Abstract
High gene expression of enzymes partaking in recombinant production pathways is a desirable trait among cell factories belonging to all different kingdoms of life. High enzyme abundance is generally aimed for by utilizing strong promoters, which ramp up gene transcription and mRNA levels. Increased protein abundance can alternatively be achieved by optimizing the expression on the post-transcriptional level. Here, we evaluated protein synthesis with a previously proposed optimized gene expression architecture, in which mRNA stability and translation initiation are modulated by genetic parts such as self-cleaving ribozymes and a bicistronic design, which have initially been described to support the standardization of gene expression. The optimized gene expression architecture was tested in Pseudomonas taiwanensis VLB120, a promising, novel microbial cell factory. The expression cassette was employed on a plasmid basis and after single genomic integration. We used three constitutive and two inducible promoters to drive the expression of two fluorescent reporter proteins and a short acetoin biosynthesis pathway. The performance was confronted with that of a traditional expression cassette harboring the same promoter and gene of interest but lacking the genetic parts for increased expression efficiency. The optimized expression cassette granted higher protein abundance independently of the expression basis or promoter used proving its value for applications requiring high protein abundance.
Highlights
Cell factories have become an established role player in the sustainable production of chemicals and biological products proven with hundreds of billions of USD/year value on global markets (Davy et al, 2017)
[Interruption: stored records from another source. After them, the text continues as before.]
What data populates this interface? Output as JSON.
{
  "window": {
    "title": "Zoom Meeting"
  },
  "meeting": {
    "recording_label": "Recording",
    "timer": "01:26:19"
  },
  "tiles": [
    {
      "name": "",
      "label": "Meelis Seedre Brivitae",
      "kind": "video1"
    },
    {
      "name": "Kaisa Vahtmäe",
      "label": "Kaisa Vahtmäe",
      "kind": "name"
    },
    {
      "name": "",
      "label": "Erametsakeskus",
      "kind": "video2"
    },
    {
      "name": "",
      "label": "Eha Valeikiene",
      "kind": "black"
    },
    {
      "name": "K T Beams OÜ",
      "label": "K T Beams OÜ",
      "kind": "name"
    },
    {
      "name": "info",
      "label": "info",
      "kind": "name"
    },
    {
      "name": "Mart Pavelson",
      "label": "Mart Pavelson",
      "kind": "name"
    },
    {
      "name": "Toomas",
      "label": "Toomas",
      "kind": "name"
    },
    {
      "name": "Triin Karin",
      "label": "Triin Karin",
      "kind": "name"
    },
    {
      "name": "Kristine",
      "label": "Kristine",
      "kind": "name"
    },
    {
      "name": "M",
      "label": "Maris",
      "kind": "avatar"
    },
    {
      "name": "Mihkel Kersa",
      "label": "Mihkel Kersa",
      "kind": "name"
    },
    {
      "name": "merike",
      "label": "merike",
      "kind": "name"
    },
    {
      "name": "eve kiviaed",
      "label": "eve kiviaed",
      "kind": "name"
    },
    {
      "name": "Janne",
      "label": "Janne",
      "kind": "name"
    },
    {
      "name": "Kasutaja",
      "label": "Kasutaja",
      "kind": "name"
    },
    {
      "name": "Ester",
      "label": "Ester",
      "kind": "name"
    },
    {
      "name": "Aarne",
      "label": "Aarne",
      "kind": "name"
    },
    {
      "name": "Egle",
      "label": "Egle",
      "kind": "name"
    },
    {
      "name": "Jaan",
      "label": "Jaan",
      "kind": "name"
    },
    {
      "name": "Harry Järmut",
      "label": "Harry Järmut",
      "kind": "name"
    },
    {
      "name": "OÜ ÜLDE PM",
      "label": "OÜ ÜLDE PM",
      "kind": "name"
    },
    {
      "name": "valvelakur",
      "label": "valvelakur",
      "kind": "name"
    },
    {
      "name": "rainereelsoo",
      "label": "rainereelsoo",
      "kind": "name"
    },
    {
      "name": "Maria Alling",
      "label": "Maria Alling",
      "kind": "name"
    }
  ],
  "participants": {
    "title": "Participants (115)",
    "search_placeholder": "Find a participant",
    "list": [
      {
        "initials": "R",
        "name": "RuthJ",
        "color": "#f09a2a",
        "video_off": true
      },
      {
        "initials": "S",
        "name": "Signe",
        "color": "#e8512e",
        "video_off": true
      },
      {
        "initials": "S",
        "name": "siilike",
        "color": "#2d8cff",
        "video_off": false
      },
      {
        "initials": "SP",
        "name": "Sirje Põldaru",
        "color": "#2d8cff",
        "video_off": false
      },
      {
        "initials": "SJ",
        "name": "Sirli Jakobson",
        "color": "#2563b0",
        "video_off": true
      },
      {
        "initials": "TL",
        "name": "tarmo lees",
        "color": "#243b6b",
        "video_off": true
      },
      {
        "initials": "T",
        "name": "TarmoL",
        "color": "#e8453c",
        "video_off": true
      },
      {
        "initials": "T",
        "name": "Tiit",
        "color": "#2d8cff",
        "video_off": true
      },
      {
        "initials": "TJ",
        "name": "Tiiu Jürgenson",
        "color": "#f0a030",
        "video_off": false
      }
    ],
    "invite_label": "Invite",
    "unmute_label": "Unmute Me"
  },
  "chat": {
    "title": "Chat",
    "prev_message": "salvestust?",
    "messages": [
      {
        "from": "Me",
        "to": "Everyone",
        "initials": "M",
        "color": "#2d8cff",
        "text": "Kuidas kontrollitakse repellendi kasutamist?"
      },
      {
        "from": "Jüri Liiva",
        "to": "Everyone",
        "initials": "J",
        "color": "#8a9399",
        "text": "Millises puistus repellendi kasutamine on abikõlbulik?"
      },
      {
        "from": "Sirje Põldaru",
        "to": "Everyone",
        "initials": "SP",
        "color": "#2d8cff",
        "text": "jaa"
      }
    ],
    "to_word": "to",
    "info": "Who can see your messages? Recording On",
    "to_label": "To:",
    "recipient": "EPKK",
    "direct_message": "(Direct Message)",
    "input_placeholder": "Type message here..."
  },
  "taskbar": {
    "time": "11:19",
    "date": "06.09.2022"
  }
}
The optimized gene expression cassette architecture proposed by Nielsen et al was evaluated in P. taiwanensis VLB120 for the expression of fluorescent reporter genes and a 2-step acetoin biosynthesis operon (Nielsen et al, 2013)
The highest fold improvement was observed once the RNase III site was removed and evaluated on a single genomic integration basis under the control of the isopropylβ-D-1 thiogalactopyranoside (IPTG) inducible PTrc promoter
Summary
Cell factories have become an established role player in the sustainable production of chemicals and biological products proven with hundreds of billions of USD/year value on global markets (Davy et al, 2017). A commonality in the development of such cell factories is the continuous pursuit of increased productivities through directed or selection-based genetic engineering methods. With both approaches, increasing activity of the partaking pathways commonly leads to the desired rise in productivity. High enzyme activity can be achieved by optimization of transcription, translation, post-translational modifications, and the process conditions (Liu et al, 2013). A common strategy is to employ strong promoters to overexpress product biosynthesis genes.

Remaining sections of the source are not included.